Similarly, in 'Indiana Jones And The Last Crusade' (one of the best Father/Son movies incidentally) Indiana has to choose the correct grail goblet that Christ drank from to heal his father's wound after he's been shot by a Nazi sympathising American.
It's not hard now to think of these variations on a theme and my own real life version of the Fisher King myth playing out with my father back then. I remember saying to him one morning, when he was really struggling with the illness that was ravaging him, that I was concerned that the pain would override his inner spiritual resources. My fear was that he would not have the clarity of mind to draw upon them when faced with such a tyrannous and perilous physical situation as he was now in.
He then looked at me and said with complete assurity, almost revived by the question, "That's because you haven't learnt the greatest lesson of them all."
"What is that?" I asked him, the eternal student once again.
Staring at me with complete connectedness through his remarkably clear eyes, he said.
"Pain is compassion."
Aside from 'I love you' I'm not sure I've ever been more moved by three words as much as those he chose so expertly that day, like a mason carefully choosing which stone to set.

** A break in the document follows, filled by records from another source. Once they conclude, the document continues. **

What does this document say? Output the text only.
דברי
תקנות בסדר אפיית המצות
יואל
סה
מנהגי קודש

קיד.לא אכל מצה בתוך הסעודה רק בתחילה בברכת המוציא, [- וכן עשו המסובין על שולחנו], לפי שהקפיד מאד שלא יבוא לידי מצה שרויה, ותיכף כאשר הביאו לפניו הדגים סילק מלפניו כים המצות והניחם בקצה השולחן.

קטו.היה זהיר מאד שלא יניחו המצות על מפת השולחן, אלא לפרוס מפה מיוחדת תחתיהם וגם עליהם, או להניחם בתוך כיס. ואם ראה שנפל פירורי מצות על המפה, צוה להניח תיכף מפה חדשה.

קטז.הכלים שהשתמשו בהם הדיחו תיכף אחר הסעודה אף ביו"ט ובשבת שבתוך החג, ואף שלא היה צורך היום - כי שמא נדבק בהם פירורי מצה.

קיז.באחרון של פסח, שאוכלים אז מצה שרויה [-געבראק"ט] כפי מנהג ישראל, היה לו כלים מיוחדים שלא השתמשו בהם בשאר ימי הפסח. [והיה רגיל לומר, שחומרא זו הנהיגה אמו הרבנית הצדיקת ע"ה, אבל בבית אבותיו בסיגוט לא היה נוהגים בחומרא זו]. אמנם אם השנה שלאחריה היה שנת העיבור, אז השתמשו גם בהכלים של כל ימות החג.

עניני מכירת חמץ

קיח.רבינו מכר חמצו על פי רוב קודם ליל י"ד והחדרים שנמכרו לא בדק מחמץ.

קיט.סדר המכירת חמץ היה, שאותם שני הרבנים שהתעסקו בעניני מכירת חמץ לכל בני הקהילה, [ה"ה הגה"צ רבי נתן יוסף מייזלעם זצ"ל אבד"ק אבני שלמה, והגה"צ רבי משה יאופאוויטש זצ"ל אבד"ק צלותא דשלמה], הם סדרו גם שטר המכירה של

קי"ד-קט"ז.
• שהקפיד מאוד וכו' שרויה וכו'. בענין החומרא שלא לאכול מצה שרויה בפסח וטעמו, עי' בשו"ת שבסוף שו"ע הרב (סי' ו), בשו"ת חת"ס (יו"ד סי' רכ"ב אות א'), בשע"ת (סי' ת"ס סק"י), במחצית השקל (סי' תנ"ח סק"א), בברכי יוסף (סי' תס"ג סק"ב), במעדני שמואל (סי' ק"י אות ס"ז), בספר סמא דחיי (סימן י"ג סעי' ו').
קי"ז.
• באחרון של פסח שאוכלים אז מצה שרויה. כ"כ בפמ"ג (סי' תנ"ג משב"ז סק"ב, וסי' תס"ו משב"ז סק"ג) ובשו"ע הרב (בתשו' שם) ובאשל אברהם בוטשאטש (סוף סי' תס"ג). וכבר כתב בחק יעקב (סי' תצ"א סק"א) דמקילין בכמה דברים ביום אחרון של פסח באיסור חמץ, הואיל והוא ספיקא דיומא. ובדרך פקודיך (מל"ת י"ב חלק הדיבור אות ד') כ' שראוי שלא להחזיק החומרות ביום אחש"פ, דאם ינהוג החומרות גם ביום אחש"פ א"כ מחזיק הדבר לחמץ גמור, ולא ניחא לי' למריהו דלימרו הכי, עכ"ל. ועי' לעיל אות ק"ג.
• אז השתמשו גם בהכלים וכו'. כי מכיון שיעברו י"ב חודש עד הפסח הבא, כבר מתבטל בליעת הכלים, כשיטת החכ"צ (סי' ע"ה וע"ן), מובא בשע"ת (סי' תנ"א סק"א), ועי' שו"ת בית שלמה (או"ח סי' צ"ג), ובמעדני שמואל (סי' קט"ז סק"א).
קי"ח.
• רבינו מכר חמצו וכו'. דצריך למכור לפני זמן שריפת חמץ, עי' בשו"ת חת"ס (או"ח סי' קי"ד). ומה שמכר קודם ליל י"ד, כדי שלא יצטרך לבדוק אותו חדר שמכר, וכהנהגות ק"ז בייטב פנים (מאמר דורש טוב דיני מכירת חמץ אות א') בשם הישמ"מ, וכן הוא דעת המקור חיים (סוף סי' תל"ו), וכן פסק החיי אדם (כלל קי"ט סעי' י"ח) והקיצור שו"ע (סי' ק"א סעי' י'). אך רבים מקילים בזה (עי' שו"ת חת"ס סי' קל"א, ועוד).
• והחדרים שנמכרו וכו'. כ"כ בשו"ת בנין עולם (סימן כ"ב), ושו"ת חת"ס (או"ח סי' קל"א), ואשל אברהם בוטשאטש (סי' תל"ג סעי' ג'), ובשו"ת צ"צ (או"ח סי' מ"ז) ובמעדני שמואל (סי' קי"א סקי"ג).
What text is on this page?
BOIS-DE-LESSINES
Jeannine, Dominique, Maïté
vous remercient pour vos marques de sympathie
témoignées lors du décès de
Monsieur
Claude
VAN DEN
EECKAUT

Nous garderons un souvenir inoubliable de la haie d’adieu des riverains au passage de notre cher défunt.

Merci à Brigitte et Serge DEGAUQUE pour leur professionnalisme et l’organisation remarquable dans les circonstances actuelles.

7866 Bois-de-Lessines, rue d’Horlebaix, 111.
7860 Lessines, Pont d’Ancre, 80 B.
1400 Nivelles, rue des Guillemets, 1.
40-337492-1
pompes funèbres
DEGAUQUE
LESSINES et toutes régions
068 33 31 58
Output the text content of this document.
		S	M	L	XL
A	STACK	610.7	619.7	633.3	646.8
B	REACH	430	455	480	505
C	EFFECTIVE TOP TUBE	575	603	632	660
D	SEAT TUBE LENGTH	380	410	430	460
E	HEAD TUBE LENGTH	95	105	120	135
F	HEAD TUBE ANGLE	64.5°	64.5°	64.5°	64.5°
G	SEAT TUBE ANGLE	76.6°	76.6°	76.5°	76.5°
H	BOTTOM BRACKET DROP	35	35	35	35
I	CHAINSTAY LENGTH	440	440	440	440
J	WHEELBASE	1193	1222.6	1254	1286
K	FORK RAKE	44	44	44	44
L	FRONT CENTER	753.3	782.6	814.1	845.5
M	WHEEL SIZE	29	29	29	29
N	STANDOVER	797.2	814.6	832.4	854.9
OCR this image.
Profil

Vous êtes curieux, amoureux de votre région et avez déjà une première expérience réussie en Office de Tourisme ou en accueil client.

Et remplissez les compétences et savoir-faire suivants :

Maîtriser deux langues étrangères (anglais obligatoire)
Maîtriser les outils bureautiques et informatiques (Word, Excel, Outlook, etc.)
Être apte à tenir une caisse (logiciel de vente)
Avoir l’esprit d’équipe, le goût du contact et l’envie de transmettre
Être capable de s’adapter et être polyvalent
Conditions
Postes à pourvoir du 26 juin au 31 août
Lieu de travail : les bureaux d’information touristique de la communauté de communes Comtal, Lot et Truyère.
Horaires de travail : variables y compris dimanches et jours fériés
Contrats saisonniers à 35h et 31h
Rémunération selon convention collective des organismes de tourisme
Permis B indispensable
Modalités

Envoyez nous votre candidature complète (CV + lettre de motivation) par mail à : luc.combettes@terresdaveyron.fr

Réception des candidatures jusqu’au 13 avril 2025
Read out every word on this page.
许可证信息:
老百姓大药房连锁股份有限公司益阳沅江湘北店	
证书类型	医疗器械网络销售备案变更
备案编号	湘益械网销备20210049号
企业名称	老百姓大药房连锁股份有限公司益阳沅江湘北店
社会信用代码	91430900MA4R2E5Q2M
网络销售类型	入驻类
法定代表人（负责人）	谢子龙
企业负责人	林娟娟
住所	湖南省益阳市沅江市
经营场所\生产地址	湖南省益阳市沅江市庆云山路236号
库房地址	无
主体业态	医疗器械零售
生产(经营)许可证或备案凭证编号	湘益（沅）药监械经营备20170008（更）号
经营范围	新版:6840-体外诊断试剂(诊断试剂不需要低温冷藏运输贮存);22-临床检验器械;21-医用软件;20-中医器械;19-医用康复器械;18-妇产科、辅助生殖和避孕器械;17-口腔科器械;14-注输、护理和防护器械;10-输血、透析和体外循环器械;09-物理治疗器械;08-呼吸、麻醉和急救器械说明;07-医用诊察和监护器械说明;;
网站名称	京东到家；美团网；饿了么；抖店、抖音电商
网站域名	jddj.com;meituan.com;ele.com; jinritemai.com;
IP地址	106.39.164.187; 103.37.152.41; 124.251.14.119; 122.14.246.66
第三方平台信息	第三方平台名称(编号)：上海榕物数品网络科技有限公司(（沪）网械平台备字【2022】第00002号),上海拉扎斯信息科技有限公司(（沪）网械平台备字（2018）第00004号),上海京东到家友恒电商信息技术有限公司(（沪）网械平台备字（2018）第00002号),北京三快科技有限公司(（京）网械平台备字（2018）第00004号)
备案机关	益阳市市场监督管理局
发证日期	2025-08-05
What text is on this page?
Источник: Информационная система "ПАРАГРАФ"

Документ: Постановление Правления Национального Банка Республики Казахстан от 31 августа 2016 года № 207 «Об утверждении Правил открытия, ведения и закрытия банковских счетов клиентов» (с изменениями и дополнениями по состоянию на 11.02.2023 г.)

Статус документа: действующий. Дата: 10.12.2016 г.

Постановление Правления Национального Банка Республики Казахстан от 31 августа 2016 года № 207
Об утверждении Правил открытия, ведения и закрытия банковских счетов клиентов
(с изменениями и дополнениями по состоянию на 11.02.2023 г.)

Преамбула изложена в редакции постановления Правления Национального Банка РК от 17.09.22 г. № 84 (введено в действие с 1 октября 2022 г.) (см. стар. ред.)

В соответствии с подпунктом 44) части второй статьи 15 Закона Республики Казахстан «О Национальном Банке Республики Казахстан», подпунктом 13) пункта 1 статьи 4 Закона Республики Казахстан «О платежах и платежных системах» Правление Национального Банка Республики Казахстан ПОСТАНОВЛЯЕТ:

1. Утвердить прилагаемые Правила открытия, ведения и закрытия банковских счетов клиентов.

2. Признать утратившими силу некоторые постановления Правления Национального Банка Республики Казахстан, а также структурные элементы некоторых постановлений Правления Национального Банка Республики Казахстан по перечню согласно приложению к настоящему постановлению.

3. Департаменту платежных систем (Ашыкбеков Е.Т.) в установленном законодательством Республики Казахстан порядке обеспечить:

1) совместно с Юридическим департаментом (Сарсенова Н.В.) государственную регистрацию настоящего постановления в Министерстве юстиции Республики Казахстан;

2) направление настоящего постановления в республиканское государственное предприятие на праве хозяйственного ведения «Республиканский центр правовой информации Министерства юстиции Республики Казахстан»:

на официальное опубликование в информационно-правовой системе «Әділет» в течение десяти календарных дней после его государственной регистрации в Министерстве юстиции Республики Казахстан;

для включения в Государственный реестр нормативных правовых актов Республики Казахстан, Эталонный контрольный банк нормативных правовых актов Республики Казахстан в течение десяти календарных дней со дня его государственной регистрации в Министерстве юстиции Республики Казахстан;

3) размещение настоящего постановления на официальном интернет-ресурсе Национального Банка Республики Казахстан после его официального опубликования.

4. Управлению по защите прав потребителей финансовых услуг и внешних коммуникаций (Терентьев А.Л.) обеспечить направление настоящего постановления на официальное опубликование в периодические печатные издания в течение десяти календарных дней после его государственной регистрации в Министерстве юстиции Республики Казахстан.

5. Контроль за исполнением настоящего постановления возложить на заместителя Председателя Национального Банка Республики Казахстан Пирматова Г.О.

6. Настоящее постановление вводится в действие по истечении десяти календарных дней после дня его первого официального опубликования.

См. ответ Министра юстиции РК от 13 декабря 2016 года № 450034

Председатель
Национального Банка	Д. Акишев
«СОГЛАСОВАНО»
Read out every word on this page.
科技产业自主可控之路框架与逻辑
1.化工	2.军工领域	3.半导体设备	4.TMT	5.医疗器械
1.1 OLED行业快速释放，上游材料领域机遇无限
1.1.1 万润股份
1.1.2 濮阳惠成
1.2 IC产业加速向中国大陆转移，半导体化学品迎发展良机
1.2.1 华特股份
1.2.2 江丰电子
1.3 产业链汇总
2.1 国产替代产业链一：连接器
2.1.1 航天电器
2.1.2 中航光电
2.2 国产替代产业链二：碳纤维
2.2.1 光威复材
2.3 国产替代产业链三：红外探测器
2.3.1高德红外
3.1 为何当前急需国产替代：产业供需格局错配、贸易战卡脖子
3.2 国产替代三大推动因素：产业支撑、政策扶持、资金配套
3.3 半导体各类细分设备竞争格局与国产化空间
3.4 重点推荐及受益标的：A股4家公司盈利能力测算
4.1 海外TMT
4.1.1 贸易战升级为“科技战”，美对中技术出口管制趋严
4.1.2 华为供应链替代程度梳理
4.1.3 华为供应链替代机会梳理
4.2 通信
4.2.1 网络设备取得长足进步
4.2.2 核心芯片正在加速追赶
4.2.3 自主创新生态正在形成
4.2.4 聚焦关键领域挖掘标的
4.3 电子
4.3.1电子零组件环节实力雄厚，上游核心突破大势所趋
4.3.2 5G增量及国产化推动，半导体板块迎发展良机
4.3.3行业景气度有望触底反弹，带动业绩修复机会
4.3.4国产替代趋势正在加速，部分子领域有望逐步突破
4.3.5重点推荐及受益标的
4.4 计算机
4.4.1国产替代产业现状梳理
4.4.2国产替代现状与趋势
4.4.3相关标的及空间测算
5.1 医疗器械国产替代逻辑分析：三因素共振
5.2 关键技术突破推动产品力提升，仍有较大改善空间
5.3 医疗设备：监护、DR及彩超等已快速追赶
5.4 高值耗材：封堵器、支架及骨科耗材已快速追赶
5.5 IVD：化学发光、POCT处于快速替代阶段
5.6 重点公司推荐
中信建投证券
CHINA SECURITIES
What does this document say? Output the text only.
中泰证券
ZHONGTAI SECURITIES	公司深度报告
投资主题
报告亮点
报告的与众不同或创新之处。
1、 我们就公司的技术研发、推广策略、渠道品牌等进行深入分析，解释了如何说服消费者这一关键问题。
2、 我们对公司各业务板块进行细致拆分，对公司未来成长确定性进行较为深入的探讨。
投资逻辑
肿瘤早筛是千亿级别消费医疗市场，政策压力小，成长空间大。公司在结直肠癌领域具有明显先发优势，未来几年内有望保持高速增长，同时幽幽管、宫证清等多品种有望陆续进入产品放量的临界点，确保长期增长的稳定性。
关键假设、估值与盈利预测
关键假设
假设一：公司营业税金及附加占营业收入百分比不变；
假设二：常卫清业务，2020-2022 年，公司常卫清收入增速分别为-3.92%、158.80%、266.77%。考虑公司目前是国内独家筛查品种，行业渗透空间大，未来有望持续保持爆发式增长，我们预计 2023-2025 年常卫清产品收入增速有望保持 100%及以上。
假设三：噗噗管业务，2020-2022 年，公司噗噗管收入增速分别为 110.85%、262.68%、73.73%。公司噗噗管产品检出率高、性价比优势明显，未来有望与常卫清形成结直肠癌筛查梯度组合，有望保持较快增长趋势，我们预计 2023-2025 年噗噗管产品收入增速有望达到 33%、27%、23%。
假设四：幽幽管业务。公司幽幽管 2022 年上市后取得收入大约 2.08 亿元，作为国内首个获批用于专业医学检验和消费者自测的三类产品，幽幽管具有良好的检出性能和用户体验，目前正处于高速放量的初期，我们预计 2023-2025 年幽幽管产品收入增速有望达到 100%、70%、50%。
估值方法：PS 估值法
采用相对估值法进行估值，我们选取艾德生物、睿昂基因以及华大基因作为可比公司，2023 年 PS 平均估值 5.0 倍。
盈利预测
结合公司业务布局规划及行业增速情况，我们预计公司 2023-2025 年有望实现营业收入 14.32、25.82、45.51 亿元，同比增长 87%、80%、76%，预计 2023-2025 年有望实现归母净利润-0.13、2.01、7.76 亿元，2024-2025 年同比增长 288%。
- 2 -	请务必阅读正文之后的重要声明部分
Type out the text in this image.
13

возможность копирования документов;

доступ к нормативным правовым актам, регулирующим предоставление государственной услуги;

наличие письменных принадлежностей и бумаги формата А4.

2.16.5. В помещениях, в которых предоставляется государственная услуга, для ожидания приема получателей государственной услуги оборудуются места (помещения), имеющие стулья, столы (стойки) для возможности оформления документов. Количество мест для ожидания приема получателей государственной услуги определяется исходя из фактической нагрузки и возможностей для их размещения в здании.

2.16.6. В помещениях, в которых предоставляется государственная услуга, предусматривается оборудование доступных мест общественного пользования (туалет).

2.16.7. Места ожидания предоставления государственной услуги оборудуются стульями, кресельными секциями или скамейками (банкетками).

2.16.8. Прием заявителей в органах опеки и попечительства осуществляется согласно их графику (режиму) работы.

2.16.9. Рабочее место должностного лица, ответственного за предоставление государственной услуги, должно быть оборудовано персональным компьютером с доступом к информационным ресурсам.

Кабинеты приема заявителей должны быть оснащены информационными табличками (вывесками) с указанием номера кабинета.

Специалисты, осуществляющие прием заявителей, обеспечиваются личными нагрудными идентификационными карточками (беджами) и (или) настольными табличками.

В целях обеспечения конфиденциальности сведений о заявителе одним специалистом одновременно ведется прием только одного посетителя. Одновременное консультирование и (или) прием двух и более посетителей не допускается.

I often think about his words now and reflect when listening to what may be the most sublime music written in the history of Western music that the key musical motif in Wagner's Parsifal translates as 'made wise through compassion'.
I hope through at least empathising with my father's pain back in the summer I have been made a little wiser through compassion.
As he was committed to Buddhism, which considers compassion to be the essential foundation of all good spiritual practice, I feel it would be the best way of honouring him.